Ne pahasına olursa olsun, devrim adına bizler bu teslimiyet sürecini bozmalıyız. MHP’lileri denedik. Boş çıktı. Şu anda hedefimiz Hizbullah! O da olmadıysa devrimci şapkasında militan tavşanlar tükenmez!

Biliyorsunuz, bir de çekilme söz konusu, üstelik silahsız diyorlar! Resmen devrimle, yoldaşlarla alay ediyorlar! Ama merak etmeyin! AKP düzenine bu fırsatı asla vermeyeceğiz!

Bizim hem asker içinde hem de dağda devrime gönül vermiş yoldaşlarımız AKP düzenine bu fırsatı vermez!
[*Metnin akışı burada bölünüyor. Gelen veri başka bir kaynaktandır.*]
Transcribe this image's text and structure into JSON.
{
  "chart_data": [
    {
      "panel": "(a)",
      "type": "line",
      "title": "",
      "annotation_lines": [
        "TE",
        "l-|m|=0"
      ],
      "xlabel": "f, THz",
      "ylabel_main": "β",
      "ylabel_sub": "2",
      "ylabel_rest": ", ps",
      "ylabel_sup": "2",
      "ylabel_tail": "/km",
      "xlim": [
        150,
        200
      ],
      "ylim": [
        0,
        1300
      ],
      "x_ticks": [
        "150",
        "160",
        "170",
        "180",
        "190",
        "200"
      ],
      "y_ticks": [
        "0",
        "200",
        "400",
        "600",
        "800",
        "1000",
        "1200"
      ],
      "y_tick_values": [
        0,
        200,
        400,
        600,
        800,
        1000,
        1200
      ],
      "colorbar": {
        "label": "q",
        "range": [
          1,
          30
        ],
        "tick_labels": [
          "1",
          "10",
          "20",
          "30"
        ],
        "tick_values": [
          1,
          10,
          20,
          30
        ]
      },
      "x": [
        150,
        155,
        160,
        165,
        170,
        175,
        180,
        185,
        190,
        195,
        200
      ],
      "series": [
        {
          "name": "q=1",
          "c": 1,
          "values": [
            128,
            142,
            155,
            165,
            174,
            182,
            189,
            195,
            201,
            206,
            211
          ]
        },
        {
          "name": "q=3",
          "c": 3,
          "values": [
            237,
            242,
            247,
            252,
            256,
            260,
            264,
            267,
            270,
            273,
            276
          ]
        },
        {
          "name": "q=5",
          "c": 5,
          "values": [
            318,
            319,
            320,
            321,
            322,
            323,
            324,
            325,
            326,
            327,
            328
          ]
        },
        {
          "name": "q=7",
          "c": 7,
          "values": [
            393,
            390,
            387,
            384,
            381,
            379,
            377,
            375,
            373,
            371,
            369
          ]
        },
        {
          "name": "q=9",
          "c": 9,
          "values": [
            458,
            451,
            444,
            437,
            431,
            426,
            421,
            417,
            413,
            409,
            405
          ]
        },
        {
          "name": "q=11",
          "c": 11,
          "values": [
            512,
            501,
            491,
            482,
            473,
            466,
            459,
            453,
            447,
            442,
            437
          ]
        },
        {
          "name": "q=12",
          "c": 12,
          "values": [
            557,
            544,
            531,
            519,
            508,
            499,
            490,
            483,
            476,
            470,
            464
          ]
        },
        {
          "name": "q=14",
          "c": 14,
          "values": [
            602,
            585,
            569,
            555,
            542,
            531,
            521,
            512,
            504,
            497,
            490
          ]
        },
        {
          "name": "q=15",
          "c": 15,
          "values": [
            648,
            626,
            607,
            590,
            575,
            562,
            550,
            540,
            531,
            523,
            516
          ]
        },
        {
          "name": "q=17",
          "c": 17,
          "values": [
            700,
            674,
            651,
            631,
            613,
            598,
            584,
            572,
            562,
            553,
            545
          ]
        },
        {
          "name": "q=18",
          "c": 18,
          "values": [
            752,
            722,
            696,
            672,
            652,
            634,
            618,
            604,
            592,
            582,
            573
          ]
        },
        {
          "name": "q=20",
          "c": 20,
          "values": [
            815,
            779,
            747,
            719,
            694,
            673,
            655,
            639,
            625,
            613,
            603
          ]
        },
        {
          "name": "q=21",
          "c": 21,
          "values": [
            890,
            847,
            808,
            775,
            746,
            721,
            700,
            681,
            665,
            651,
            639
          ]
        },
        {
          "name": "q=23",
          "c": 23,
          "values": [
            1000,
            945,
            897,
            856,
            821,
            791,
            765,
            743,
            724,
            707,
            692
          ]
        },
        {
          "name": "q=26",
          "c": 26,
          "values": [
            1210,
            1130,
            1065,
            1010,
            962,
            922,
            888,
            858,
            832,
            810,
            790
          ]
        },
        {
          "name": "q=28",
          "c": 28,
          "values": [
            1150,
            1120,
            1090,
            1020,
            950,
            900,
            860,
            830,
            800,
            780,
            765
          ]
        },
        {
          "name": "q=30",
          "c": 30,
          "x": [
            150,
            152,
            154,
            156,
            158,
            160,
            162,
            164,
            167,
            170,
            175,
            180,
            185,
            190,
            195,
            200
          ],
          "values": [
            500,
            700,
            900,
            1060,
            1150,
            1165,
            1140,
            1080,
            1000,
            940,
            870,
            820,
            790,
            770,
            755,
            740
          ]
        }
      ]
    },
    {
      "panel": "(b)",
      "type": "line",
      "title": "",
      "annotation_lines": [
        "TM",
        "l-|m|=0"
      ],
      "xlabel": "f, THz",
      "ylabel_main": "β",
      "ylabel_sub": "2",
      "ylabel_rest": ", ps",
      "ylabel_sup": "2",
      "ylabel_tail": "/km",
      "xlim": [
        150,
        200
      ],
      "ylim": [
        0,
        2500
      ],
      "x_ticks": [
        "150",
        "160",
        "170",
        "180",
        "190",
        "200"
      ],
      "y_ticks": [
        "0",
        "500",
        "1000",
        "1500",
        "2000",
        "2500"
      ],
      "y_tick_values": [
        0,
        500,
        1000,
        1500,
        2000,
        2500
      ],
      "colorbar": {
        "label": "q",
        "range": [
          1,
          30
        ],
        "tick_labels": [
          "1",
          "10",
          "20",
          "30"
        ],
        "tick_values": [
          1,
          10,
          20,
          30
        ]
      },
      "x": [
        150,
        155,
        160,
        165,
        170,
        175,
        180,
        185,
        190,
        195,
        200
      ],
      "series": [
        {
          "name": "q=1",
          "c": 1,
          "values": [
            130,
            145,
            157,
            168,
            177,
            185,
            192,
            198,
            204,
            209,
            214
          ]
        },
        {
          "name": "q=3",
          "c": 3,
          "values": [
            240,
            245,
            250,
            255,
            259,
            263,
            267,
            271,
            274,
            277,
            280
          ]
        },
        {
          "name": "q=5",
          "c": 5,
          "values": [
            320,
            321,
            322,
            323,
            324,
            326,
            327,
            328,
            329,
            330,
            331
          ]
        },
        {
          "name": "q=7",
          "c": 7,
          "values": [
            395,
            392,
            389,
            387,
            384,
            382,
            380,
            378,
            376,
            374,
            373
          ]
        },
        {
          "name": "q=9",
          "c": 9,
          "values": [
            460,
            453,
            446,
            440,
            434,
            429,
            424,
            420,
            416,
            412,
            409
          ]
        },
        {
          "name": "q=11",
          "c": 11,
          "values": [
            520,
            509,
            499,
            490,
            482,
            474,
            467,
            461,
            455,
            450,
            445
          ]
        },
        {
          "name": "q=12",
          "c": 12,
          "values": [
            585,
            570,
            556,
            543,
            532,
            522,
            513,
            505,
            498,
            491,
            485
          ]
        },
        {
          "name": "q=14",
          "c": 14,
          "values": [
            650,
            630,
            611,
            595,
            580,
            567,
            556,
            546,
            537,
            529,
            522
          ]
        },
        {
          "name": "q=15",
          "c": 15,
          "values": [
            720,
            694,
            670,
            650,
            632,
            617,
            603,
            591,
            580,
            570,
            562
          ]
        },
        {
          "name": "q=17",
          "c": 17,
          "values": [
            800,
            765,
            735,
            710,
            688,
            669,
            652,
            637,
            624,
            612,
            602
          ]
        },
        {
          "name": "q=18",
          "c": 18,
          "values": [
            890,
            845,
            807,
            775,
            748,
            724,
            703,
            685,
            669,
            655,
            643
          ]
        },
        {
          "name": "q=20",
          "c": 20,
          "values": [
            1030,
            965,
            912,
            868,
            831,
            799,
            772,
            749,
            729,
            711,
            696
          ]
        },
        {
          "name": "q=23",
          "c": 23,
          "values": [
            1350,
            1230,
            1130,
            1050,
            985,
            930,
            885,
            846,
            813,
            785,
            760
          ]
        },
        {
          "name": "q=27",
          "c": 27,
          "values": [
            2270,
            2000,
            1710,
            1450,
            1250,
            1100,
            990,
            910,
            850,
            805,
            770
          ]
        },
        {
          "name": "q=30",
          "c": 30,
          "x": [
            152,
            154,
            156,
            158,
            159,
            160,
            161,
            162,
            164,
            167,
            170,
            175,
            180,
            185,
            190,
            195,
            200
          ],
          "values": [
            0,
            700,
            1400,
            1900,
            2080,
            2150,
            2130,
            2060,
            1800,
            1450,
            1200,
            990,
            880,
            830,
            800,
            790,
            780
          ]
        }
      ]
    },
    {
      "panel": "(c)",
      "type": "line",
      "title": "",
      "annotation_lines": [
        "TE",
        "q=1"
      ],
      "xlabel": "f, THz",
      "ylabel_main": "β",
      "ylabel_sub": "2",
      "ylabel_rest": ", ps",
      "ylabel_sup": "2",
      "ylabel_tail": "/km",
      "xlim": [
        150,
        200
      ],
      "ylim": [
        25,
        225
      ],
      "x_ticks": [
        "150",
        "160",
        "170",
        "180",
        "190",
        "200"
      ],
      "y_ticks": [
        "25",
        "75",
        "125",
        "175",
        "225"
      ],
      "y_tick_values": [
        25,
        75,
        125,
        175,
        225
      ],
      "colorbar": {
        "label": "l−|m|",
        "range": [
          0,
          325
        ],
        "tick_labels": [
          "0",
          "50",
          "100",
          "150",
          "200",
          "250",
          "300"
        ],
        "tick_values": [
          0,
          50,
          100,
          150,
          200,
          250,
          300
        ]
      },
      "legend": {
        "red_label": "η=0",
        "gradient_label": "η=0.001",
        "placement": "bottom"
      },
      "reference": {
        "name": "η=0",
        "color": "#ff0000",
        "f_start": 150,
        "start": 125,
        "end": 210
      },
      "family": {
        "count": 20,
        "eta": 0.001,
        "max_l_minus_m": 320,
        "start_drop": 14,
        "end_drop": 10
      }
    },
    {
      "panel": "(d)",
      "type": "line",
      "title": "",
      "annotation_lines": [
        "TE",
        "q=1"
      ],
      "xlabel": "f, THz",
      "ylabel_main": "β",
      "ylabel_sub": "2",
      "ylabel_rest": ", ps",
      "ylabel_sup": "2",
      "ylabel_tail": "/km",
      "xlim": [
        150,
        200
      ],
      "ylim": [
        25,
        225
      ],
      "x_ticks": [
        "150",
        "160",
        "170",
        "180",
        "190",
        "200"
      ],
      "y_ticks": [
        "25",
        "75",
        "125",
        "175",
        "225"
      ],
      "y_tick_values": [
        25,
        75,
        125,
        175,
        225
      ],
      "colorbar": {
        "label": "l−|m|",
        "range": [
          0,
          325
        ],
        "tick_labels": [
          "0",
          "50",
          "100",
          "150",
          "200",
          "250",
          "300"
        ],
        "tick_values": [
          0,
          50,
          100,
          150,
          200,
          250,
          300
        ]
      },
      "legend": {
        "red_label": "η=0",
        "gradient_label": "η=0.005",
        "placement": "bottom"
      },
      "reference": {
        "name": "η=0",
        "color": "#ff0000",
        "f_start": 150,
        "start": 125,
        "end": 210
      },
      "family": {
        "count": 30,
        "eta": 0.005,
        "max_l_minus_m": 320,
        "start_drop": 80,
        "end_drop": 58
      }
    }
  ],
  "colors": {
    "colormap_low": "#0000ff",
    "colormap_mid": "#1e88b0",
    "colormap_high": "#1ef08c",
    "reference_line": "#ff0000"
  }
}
Olmadı mı, on gerilla yoldaşımızı, yüz askeri de feda etmesini biliriz! Devrim için fedakârlık bizim şiarımız! Ayrıca Ömer Güney’lerimiz daha bitmedi! Bir Ömer yakalanır, bin Ömer diriliriz! İşte yoldaşlık da, devrim de böyle bir şey!

Yalnız yoldaşlarım, bir kırgınlığımı da belirtmeden edemeyeceğim! Bize o kadar operasyonlar yapıldı, nice devrim fedaileri tutuklanıp Silivri’ye gönderildi, ilk başta tepki verir gibi oldunuz ama içinizde devrimi özümsememiş, yoldaşlığın tadına varamamış bazılarının oyununa geldiniz! Operasyonlar neden Fırat’ın doğusuna uzanmıyor dediler, sizler de aynı koroya eşlik ettiniz. Kırmızı kalpaklılarımız, “Aydınlık” çehrelerimiz en zor zamanlarınızda hep yanınızda durdular, aylarca Bekaa’da kamp kurdular ama önderliğiniz bir çırpıda onları sattı. Hadi anladık, önderlik düşmanın esareti altında, ya sizler? Fırat’ın doğusunda neden ısrar ettiniz? Oysa bakın, şu zor gününüzde, silahtan arındırarak teslim alma dayatması karşısında imdadınıza yetişen yine biz olduk! Neden? Çünkü aslolan devrimdir! Aslolan yoldaşlıktır!

Operasyonlar Fırat’ın doğusuna sarksaydı, ilişkilerimiz deşifre olsaydı bugün bizler de sizler de AKP yargısının pençesinde kıvranır olacaktık. Silivri-Diyarbakır hattını dayanışma hattına çeviremez olacaktık! “Barış” için bugün burada bir arada olamayacaktık! Devrimci dayanışmasının bu coşkulu tablosuna şahit olamayacaktık! Halkların kardeşliğini tekrar haykıramayacaktık! Emeğin gücü, ezilen halkların sesi olamayacaktık! Artık bırakın şu hikayeleri! Yok fail-i meçhullermiş, yok derin devletmiş yok bilmem neymiş… Alın şu pankartı! Çıkın üniversite kampüsüne ve “barışı” haykırmaya başlayın! Bizimkiler zaten arkanızda!

Haklısın Yoldaş Ağabey!

Al pankartı, yürüyoruz heval!

-Biiiji bıratiya gellan!

-Biiiji aşiti!
-Apocu gençlik burada Hizbullah nerede!